WAY has been a godsend. I got told about WAY by one of my wife’s friends about six months after she died. I went off and looked into it. I spoke to a local volunteer, went on Facebook and started talking to people. I immediately realised that I was with people that just got where I was. And then, as the acting Area Contact said she hadn’t got the time to organise anything, I decided to hold a coffee meeting and realised this is something that needed doing. Within a month of joining I was volunteering to support other members.
It’s been a struggle combining everything – I have had lots of challenges with my children’s schooling. Before it was a tag team with me and my wife but when it was just me, it was touch and go sometimes. But keeping up the contact and messages with fellow WAY members has been really good. It’s such a good support network for all sorts of reasons.
It is so helpful to have people around you saying ‘we know this is difficult but we’re here for you’. To be able to say that and mean it. It is a difficult journey we’re all on and the fact that we have this group of people whose journeys are all different is a great source of comfort.
Tell us about the subgroup for LGBTQ+ members
Having the other subgroups within WAY has been excellent too. Having the other avenues for people to meet each other and talk to each other has been really helpful.

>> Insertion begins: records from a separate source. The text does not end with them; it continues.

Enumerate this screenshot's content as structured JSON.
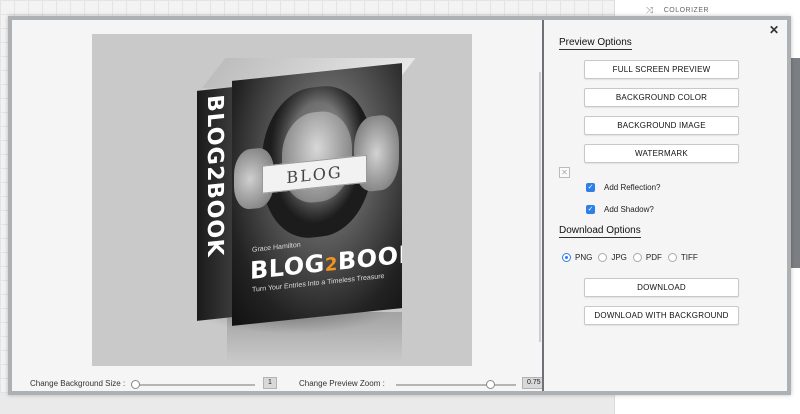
{
  "background": {
    "colorizer_label": "COLORIZER",
    "colorizer_icon": "shuffle-icon"
  },
  "preview": {
    "book": {
      "spine_title": "BLOG2BOOK",
      "paper_text": "BLOG",
      "author": "Grace Hamilton",
      "title_part1": "BLOG",
      "title_accent": "2",
      "title_part2": "BOOK",
      "subtitle": "Turn Your Entries Into a Timeless Treasure"
    },
    "bg_size": {
      "label": "Change Background Size :",
      "value": "1",
      "fraction": 0.0
    },
    "zoom": {
      "label": "Change Preview Zoom :",
      "value": "0.75",
      "fraction": 0.75
    }
  },
  "options": {
    "close_label": "✕",
    "preview_title": "Preview Options",
    "buttons": [
      {
        "label": "FULL SCREEN PREVIEW"
      },
      {
        "label": "BACKGROUND COLOR"
      },
      {
        "label": "BACKGROUND IMAGE"
      },
      {
        "label": "WATERMARK"
      }
    ],
    "add_reflection": {
      "label": "Add Reflection?",
      "checked": true
    },
    "add_shadow": {
      "label": "Add Shadow?",
      "checked": true
    },
    "download_title": "Download Options",
    "formats": [
      {
        "label": "PNG",
        "selected": true
      },
      {
        "label": "JPG",
        "selected": false
      },
      {
        "label": "PDF",
        "selected": false
      },
      {
        "label": "TIFF",
        "selected": false
      }
    ],
    "download_label": "DOWNLOAD",
    "download_bg_label": "DOWNLOAD WITH BACKGROUND"
  },
  "colors": {
    "accent": "#2f7fe8",
    "title_accent": "#f7941d"
  }
}
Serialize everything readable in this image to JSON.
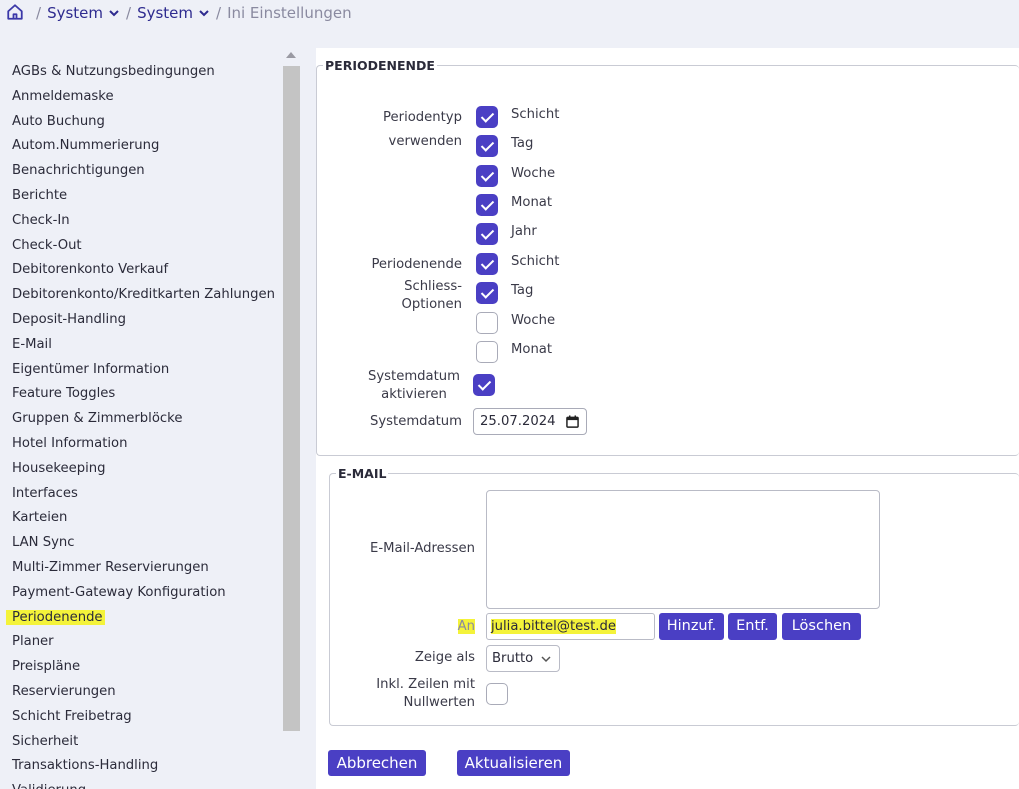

The regional groups are useful for having a local focus when there are events then there are special interests like the LGBTQ+ group, which hopefully will be useful for this community.
The group was set up earlier this year and we’ve got 50 people at the moment. For me it’s been really helpful to hear insights from others in the LGBTQ+ community. I’m new to this game. Being anything other than a white male is new to me. I was the epitome of privilege and to open up and say who I am and what I want to be has made me quite aware of my vulnerability, which I’ve never had to be before.
I’m 50 and the only thing I’ve been vulnerable about is that I haven’t had much hair! Going down this road of transitioning to Maria has been quite an experience. I’m still struggling to accept that I’m there. But I’ve never been happier.”